In this case, it was undisputed that Ms. Lopez experienced past persecution on account of her transgender identity. However, the immigration court initially concluded that her HIV status, together with her arrest on sex work charges, constituted a sufficiently serious offense to trump the likely persecution she would face if returned to Mexico, thus allowing deportation. Although arrests for sex work typically are handled as disorderly conduct charges and not as a trigger for deportation proceedings, in this case they evolved into deportation proceedings when it was discovered that Ms. Lopez is HIV positive.

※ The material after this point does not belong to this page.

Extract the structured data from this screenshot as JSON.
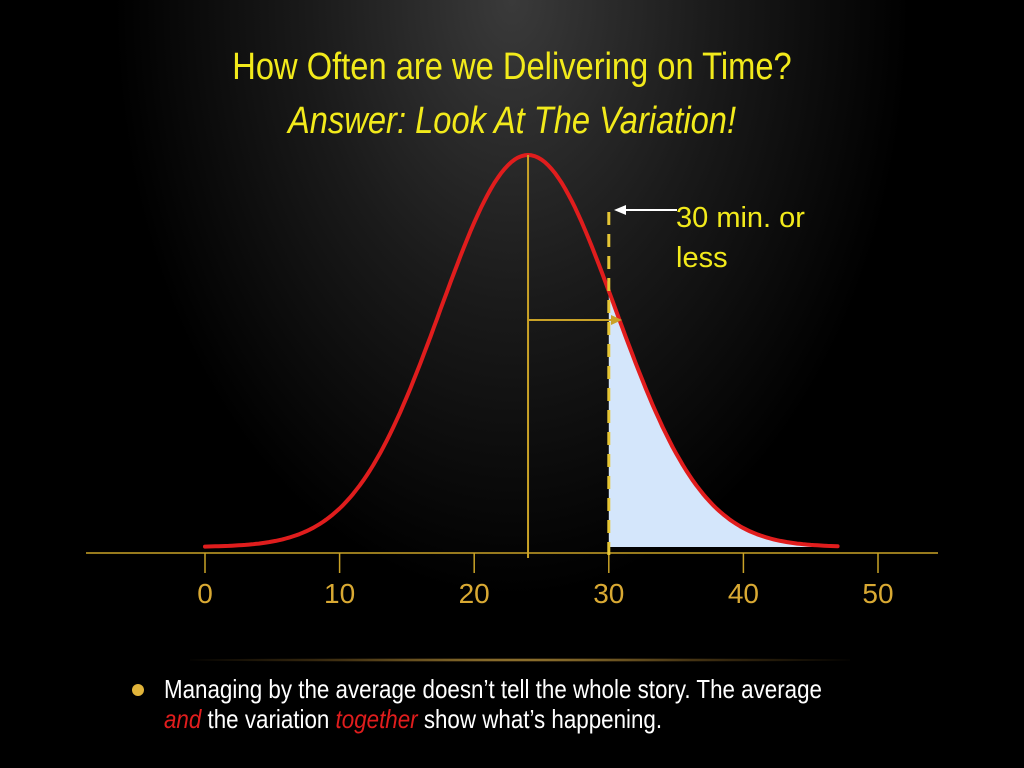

Keren Zwick, managing attorney for National Immigrant Justice Center's LGBT Immigrant Rights Initiative and Adult Detention Project, appealed Ms. Lopez's deportation to the Board of Immigration Appeals (BIA). The Center for HIV Law and Policy (CHLP) supported Ms. Lopez's appeal with a friend-of-the-court brief, co-authored with Peter Perkowski of Winston & Strawn, and filed on behalf of behalf of the National Alliance of State and Territorial AIDS Directors (NASTAD), the HIV Medicine Association, the Association of Nurses in AIDS Care (ANAC), and Bienestar.

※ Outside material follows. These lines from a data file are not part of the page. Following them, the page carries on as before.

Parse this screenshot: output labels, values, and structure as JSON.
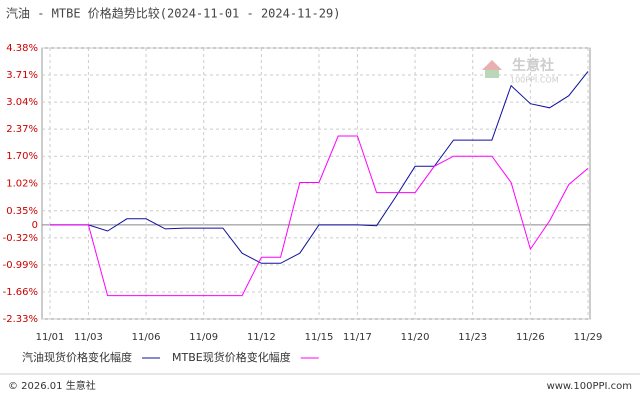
{
  "chart_data": {
    "type": "line",
    "title": "汽油 - MTBE 价格趋势比较(2024-11-01 - 2024-11-29)",
    "categories": [
      "11/01",
      null,
      "11/03",
      null,
      null,
      "11/06",
      null,
      null,
      "11/09",
      null,
      null,
      "11/12",
      null,
      null,
      "11/15",
      null,
      "11/17",
      null,
      null,
      "11/20",
      null,
      null,
      "11/23",
      null,
      null,
      "11/26",
      null,
      null,
      "11/29"
    ],
    "series": [
      {
        "name": "汽油现货价格变化幅度",
        "color": "#1010a0",
        "values": [
          0,
          0,
          0,
          -0.15,
          0.15,
          0.15,
          -0.1,
          -0.08,
          -0.08,
          -0.08,
          -0.7,
          -0.95,
          -0.95,
          -0.7,
          0,
          0,
          0,
          -0.02,
          0.7,
          1.45,
          1.45,
          2.1,
          2.1,
          2.1,
          3.45,
          3.0,
          2.9,
          3.2,
          3.8
        ]
      },
      {
        "name": "MTBE现货价格变化幅度",
        "color": "#ff00ff",
        "values": [
          0,
          0,
          0,
          -1.75,
          -1.75,
          -1.75,
          -1.75,
          -1.75,
          -1.75,
          -1.75,
          -1.75,
          -0.8,
          -0.8,
          1.05,
          1.05,
          2.2,
          2.2,
          0.8,
          0.8,
          0.8,
          1.45,
          1.7,
          1.7,
          1.7,
          1.05,
          -0.6,
          0.1,
          1.0,
          1.4
        ]
      }
    ],
    "ylim": [
      -2.33,
      4.38
    ],
    "yticks": [
      {
        "value": 4.38,
        "label": "4.38%"
      },
      {
        "value": 3.71,
        "label": "3.71%"
      },
      {
        "value": 3.04,
        "label": "3.04%"
      },
      {
        "value": 2.37,
        "label": "2.37%"
      },
      {
        "value": 1.7,
        "label": "1.70%"
      },
      {
        "value": 1.02,
        "label": "1.02%"
      },
      {
        "value": 0.35,
        "label": "0.35%"
      },
      0,
      {
        "value": -0.32,
        "label": "-0.32%"
      },
      {
        "value": -0.99,
        "label": "-0.99%"
      },
      {
        "value": -1.66,
        "label": "-1.66%"
      },
      {
        "value": -2.33,
        "label": "-2.33%"
      }
    ],
    "grid": true,
    "watermark": {
      "name": "生意社",
      "site": "100PPI.COM"
    },
    "footer": {
      "left": "© 2026.01 生意社",
      "right": "www.100PPI.com"
    }
  }
}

On appeal, the BIA reversed Ms. Lopez's deportation, and sent the case back to immigration court for further proceedings. The government has subsequently waived further appeal. In its final grant of relief to Ms. Lopez, the judge reaffirmed that sex work while HIV positive is not a particularly serious crime or danger to the community warranting deportation of an individual clearly at risk of persecution in their country of origin. Ms. Lopez is no longer under the threat of removal based on her HIV status. Mr. Perkowski represented Ms. Lopez in immigration court after the BIA appeal.
Poz Magazine featured CHLP's amicus brief, the BIA decision, and Ms. Lopez's immigration relief.
Windy City Times also featured this victory.
El Diario/La Prensa, the largest and oldest Spanish-language daily newspaper New York City, covered this immigration case, and used it as a platform to showcase LGBT and HIV immigration issues.